The three quadrartic subfields play ing symmetric roles, it suffices to look at what happens over $\mathbf Q(\sqrt 6)$ (for example). To get $K$, it suffices clearly to add $\sqrt 2$ (minimal polynomial $X^2-2$) or $\sqrt 3$ (min. pol. $X^2-3$). If you want a min. pol. of degree $4$, you must take it with coefficients in $\mathbf Q$. The knowledge of such an irreducible polynomial is equivalent to the knowledge of a primitive element, i.e. an element $\alpha$ of $K$ s.t. $K=\mathbf Q(\alpha)$ (NB: such a primitive element is not unique). Here a natural primitive element is $\sqrt 2 + \sqrt 3$. For details, see e.g. https://math.stackexchange.com/a/3325514/300700
You know that $[\mathbb Q(\sqrt2,\sqrt3):\mathbb Q(\sqrt6)]=2$ so you also know that $\sqrt{6} \in \mathbb Q(\sqrt2,\sqrt3)$. Therefore you know that $\mathbb Q(\sqrt2,\sqrt3) = \mathbb Q(\sqrt2,\sqrt3,\sqrt6)$ and hence
$$ [\mathbb Q(\sqrt2,\sqrt3,\sqrt6):\mathbb Q(\sqrt6)] = [\mathbb Q(\sqrt2,\sqrt3,\sqrt6):\mathbb Q(\sqrt2,\sqrt6)][\mathbb Q(\sqrt2,\sqrt6):\mathbb Q(\sqrt6)] = 2. $$
So one of these extensions must be degree $2$ and the other degree $1$.

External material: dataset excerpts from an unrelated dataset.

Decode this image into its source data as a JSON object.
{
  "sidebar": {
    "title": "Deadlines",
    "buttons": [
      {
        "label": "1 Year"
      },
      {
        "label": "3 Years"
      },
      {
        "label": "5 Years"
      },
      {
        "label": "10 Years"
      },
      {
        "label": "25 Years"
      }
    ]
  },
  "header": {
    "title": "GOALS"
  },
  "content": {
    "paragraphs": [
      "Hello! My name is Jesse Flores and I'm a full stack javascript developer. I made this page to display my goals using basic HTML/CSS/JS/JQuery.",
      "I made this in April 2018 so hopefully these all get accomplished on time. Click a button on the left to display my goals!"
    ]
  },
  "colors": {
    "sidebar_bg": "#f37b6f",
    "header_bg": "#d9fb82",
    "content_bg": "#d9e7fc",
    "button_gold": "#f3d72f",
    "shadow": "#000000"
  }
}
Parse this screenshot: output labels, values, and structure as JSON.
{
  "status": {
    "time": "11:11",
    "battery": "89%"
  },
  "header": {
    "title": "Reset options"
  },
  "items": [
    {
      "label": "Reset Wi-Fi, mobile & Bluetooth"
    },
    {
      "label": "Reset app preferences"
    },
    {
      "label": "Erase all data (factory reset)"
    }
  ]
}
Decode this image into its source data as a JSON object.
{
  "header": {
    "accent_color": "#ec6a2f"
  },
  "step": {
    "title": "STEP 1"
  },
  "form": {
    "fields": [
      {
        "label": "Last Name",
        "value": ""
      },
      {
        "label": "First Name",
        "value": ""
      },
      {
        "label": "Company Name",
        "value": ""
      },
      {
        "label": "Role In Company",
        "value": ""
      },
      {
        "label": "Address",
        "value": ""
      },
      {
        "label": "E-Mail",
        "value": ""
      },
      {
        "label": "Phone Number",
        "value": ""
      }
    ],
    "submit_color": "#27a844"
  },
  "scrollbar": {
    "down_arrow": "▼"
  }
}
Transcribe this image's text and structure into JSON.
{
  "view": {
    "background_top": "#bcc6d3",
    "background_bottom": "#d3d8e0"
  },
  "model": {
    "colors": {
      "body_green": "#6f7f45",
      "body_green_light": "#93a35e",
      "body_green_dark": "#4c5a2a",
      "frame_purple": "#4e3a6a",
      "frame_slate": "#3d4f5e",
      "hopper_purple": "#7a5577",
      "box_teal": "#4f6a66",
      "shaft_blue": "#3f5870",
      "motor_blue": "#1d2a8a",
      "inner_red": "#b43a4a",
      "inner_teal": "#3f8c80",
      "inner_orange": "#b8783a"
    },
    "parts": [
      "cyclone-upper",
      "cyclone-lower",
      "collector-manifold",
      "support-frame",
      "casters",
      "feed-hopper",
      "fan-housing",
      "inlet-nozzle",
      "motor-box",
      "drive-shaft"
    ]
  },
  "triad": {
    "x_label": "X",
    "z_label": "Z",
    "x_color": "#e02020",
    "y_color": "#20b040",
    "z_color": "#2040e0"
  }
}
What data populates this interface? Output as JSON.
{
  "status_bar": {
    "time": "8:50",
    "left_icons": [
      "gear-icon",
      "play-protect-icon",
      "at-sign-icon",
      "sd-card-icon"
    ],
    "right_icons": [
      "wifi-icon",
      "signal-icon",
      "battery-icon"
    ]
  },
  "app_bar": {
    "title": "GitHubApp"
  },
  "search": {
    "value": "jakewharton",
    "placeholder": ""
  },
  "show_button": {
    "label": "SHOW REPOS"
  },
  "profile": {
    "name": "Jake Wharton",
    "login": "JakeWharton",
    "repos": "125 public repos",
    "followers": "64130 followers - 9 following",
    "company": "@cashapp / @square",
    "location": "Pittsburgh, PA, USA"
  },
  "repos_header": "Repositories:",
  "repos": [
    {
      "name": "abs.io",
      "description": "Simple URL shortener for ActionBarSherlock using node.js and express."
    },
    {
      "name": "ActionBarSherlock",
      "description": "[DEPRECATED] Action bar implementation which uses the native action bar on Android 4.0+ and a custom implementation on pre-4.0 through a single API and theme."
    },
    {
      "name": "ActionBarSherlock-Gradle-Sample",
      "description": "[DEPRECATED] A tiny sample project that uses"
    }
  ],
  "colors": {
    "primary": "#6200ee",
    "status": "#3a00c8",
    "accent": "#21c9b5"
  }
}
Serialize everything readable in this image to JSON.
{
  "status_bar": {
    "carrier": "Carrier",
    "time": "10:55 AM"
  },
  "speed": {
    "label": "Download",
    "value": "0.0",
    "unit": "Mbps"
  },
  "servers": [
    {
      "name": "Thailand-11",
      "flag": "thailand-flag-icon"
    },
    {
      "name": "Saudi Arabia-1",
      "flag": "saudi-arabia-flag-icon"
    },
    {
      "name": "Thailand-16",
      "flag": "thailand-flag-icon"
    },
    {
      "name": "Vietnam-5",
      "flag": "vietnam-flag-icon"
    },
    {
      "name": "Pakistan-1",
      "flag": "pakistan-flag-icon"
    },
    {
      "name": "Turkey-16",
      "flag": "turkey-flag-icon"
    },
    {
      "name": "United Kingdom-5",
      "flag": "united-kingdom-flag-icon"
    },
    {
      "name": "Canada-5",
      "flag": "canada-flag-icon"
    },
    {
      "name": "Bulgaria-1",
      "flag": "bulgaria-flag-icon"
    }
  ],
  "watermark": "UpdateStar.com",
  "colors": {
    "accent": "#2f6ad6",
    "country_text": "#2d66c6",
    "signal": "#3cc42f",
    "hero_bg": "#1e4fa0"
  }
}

Pause and think for a minute about which one of these extensions is the degree $1$ extension.
I claim that $\sqrt{2}$ is not in $\mathbb Q(\sqrt6)$ from which it follows that $\sqrt{3}$ is in $\mathbb Q(\sqrt2,\sqrt6)$. Can you see how to get $\sqrt3$ from $\sqrt2$ and $\sqrt6$?
Therefore if we add $\sqrt{2}$ to $\mathbb Q(\sqrt6)$ via its minimal polynomial $x^2 - 2$, then we can also get $\sqrt3$ and hence we have all of $\mathbb Q(\sqrt2,\sqrt3,\sqrt6) = \mathbb Q(\sqrt2,\sqrt3)$.